D'Arthez, Bianchon y la señorita Des Touches no dejaron a Lucien hasta después de haber consolado su desesperación con las palabras más dulces, pero todo estaba roto en su interior. A mediodía, el cenáculo, a excepción de Michel Chrestien, que sin embargo había sido puesto al corriente y desengañado sobre la culpabilidad de Lucien, se encontró en la pequeña iglesia de la Bonne-Nouvelle, así como Bérénice, la señorita Des Touches, dos comparsas del Gimnasio, la camarera de Coralie y el desgraciado Camusot. Todos los hombres acompañaron a la actriz hasta el cementerio del Père Lachaise. Camusot, que lloraba a lágrima viva, juró a Lucien que compraría allí un terreno a perpetuidad y haría construir una pequeña columna en la que se grabara: Coralie, y debajo: «Muerta a los diecinueve años (1822)».
Lucien permaneció solo hasta la puesta del sol, en esta colina desde la que sus ojos abarcaron todo París.
«¿Por quién seré amado? —Se preguntaba—. Mis verdaderos amigos me desprecian. Haya hecho lo que haya hecho, todo lo mío parecía noble y bien a ésta que está aquí. Sólo me quedan mi hermana, David y mi madre. ¿Qué pensarán de mí allí abajo?».
El pobre gran hombre de provincia regresó a la calle de la Lune, en donde sus impresiones fueron tan vividas al ver el piso vacío, que se alojó en un fonducho de la misma calle. Los dos mil francos de la señorita Des Touches pagaron todas las deudas, pero añadiendo el producto del mobiliario. Bérénice y Lucien se quedaron con cien francos cada uno, lo que les permitió vivir durante dos meses, que Lucien pasó en una depresión morbosa; no podía escribir ni pensar, se dejaba llevar por el dolor; Bérénice sintió lástima de él.

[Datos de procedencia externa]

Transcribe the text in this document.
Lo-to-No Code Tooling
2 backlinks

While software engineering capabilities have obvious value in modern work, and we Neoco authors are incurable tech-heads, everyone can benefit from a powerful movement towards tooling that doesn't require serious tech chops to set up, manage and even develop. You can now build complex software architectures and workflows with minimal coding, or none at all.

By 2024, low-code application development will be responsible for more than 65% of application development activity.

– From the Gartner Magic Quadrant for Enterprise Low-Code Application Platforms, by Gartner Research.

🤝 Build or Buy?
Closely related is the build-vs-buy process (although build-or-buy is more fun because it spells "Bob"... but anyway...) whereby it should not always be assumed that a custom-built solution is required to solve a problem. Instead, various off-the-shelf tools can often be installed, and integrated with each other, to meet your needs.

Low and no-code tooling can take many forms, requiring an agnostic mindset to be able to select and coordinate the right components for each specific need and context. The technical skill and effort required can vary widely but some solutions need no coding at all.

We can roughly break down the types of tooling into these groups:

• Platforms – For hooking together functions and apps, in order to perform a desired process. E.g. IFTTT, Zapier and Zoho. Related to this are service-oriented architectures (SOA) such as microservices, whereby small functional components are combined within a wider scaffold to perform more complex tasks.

—¿Cómo iría si volviese a su tierra? —preguntó ella, a una exclamación de Lucien que pensaba en su hermana, en su madre y en David Séchard.
—A pie —dijo él.
—Pero también es necesario vivir y alojarse durante el viaje. Si hace doce leguas al día, necesitará al menos veinte francos.
—Los tendré.
Tomó sus trajes y su ropa buena, no conservando sobre sí más que lo estrictamente necesario, y se fue a casa de Samanon, quien le ofreció cincuenta francos por todo aquel deshecho. Suplicó al usurero que le diera lo necesario para tomar la diligencia, pero no pudo convencerle. Lucien, en un impulso, subió a Frascati, tentó a la fortuna y volvió sin un céntimo. Cuando se encontró en la miserable habitación de la calle de la Lune, pidió el chal de Coralie a Bérénice. Con una mirada, la buena mujer comprendió, tras la confesión que Lucien le hizo de la pérdida en el juego, cuál era la intención de este pobre muchacho desesperado: quería ahorcarse.